Quick! Let's tax them at 100% so that they have an inventive to work!
However, if you have a basic income that "replaces" welfare then no matter what job you get you always make more money. So it's better to have the basic income and work then to just have the basic income.
Of course the problem is MUCH more complex than that, and that is also dependent on replacing welfare not adding basic on top of welfare. Hence the research but this is the basic idea I grab onto to think of how a basic income could be better then welfare.
The capitalistic harnessing of greed still applies in the basic income situation - i.e. the motivation of going to work to get more income is still in effect.
Basic income is an extension of the welfare state, which is itself a capitalist construct. It does not presuppose a state-planned economy or really threaten capital ownership or free exchange at all.
Yes, many communist countries have attempted some kind of unconditional income. Was this what sapped people's desire to work? Not really.
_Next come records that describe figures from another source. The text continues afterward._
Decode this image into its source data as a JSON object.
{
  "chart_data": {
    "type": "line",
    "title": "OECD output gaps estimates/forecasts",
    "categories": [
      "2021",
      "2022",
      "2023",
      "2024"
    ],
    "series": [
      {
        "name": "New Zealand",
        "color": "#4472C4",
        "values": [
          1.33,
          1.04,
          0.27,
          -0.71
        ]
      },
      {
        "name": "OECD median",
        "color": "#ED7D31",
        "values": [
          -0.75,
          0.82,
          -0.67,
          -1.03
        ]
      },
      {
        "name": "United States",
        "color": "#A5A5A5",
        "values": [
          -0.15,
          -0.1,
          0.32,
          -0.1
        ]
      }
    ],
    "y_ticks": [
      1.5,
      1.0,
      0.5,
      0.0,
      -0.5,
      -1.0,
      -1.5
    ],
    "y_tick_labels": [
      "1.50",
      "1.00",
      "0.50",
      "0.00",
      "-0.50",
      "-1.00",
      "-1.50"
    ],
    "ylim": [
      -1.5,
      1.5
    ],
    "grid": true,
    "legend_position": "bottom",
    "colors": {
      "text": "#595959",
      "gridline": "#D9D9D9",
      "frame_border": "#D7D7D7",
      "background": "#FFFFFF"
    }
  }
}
What sapped their desire was a complete lack of a reward structure. A universal income doesn't destroy the reward structure; it destroys the penalty structure. The big question is whether or not the economy survives that.
On top of that, though, most communist economies imploded because decoupling production from market forces also destroyed incentives towards efficiency, innovation, and satisfying demand. Those are the biggest failures of the state economy and those are not related to universal income at all.
Trouble is, isn't some form of socialism inevitable? As automation continues to progress, more and more no-to-little-skill types are eliminated which then requires people to gain further education and experience to continue to qualify for some type of job. At some point we're going to automate so much that you'll essentially have to be an expert in a field to be employable.
At least that's how it looks like to me. Today socialism doesn't work (at least to a degree; some socialism-like services I could see working today like health care) but in the future where every job but the ones with the highest skill requirements are automated, what do you do?
There are shortcomings with ideas like basic income, but I don't think the ones you've mentioned are particularly valid.
Also it doesn't imply communal ownership. It does not even imply communal consumption decisions -- unlike, for example, government-provided services: people themselves decide what to pay for and how much.